Monday, May 7, 2012

Love through pictures

Most people on Facebook follow at least one photographers page. And more than likely that photographer has shot a certain person or family multiple times. You grow close in your own Facebook stalker way to these people. You celebrated the engagement, drooled over their wedding, marveled t the cutest baby bump you have ever seen and cried at the birth of their child. You see these people at their best and are more than happy to see them that way. You feel like you know them, you feel like they are family. But when something happens to the family, your heart aches, you cry because they are in pain. This is something I have recently found out that has happened to me. I watched this family grow through pictures on a photographers Facebook. A family I didn't really even know and only talked to once through email. This family suffered a hard loss today and when I found out I could do nothing but cry. Given I have a sensitivity to this type of loss, I didn't expect it to effect me this hard. I guess in a way it's a good thing. It brings people closer together. A more tight knit family. The point in trying to make with this, if there is really is a point is that photographer pages have opened us up to feel kinder for people and that makes me happy. Happy for this family that got this immense outpouring of love, prayers and thoughts. I am one that will continue to watch you through pictures knowing you will get through this and I can't wait to see your smiling face in new pictures. Until then I am going to keep this girl a little closer to my heart so she knows I love her more than anything.

Wednesday, March 14, 2012

Moving On

I have started to realize how fragile friendships can be. One minute you are inseparable the next you can't remember the last time you even saw the person. Sometimes this creates heartache. Other times it's like the person was never really there in the first place. How is that in our lives something so significant can become so obsolete? Here's my advice. The ones that still count you as close even though you might not talk to them everyday, keep them. The ones that put you through the pain of losing them, move on. Life shouldn't be about wondering if you had done the right thing by people knowing you have.
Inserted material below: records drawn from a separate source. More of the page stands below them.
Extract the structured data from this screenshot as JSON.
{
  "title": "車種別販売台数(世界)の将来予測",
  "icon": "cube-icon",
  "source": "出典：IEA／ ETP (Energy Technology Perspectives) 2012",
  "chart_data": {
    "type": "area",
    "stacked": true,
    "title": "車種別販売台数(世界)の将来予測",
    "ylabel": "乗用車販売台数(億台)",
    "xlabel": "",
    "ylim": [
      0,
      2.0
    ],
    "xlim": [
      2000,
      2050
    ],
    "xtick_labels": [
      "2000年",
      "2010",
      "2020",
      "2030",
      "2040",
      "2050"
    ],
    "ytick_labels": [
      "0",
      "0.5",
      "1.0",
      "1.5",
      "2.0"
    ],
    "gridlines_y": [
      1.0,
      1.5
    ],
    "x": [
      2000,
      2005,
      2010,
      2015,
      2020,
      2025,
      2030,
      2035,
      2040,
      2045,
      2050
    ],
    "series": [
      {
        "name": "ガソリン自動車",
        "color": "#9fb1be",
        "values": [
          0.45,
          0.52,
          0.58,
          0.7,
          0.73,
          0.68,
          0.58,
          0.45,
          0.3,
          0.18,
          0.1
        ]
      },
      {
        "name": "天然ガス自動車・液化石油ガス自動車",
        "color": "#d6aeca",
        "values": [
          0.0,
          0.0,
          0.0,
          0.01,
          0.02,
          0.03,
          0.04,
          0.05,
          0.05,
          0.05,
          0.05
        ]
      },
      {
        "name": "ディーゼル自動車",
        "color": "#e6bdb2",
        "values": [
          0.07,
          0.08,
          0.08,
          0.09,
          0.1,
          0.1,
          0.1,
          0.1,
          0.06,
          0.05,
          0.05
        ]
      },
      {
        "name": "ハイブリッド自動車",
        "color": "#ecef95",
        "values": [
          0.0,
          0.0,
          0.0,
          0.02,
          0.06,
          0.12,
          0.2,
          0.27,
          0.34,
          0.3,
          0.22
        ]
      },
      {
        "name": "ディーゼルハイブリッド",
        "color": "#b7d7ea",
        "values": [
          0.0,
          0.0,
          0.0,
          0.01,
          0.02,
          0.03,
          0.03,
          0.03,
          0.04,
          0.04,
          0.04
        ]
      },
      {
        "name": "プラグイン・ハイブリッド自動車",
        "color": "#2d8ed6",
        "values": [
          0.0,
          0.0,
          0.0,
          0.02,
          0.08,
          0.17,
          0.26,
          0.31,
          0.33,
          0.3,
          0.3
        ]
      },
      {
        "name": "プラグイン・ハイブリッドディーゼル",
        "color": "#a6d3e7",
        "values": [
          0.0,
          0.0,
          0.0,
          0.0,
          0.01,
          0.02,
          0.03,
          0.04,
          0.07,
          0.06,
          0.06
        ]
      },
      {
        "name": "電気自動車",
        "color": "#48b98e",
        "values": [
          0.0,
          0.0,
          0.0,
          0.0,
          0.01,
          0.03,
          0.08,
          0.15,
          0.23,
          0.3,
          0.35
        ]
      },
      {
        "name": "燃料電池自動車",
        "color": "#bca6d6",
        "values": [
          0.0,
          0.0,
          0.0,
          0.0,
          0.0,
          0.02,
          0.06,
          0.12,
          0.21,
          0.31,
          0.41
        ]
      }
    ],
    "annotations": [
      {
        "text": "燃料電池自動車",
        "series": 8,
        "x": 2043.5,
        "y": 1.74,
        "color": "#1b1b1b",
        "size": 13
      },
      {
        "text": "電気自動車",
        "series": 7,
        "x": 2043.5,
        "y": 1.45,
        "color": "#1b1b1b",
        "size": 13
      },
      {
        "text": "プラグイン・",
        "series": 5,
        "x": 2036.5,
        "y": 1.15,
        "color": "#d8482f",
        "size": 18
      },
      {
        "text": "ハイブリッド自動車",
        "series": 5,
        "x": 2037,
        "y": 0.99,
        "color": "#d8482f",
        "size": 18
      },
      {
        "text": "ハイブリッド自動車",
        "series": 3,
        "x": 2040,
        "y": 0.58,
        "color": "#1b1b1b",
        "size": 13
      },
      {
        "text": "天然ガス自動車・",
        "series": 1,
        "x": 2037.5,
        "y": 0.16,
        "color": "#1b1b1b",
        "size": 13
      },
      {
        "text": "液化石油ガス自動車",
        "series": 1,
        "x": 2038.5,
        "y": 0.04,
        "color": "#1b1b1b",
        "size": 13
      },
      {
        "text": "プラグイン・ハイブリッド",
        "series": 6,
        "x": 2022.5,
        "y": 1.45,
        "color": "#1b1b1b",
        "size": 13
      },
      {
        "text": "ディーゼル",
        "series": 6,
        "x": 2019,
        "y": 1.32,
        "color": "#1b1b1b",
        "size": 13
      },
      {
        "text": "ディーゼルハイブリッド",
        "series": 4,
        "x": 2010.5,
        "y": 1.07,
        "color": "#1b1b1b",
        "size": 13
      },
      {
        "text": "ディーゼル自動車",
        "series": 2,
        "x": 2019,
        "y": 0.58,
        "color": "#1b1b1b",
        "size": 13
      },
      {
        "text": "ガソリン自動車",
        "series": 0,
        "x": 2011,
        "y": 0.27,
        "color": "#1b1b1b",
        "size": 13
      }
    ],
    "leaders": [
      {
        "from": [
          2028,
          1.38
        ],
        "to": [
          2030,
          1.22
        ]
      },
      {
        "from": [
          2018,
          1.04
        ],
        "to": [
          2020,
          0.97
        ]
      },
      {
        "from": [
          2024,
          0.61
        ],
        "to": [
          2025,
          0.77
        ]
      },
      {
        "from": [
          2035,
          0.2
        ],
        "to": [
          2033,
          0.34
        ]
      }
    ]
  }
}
Cherish the ones who cherish you.

Sunday, February 26, 2012

Welcome Back

I am slowly going to start getting back into blogging. I used to do it all the time then fell out of it. Hopefully this will be a therapeutic experience. If not you'll just see random pictures I have taken or awesome crafts I have sucked the man into letting me do. I am going to save the intro for another day or perhaps never. I don't know depends on if anyone other than the people who know me ever start reading this. Not that I expect anyone ever to. I have a dream that some day, something I do up here will get pinned. HA. Now. Sleep must happen. Have a boring week to get through until our Spring Break vacation in Gordonsville and then our big move.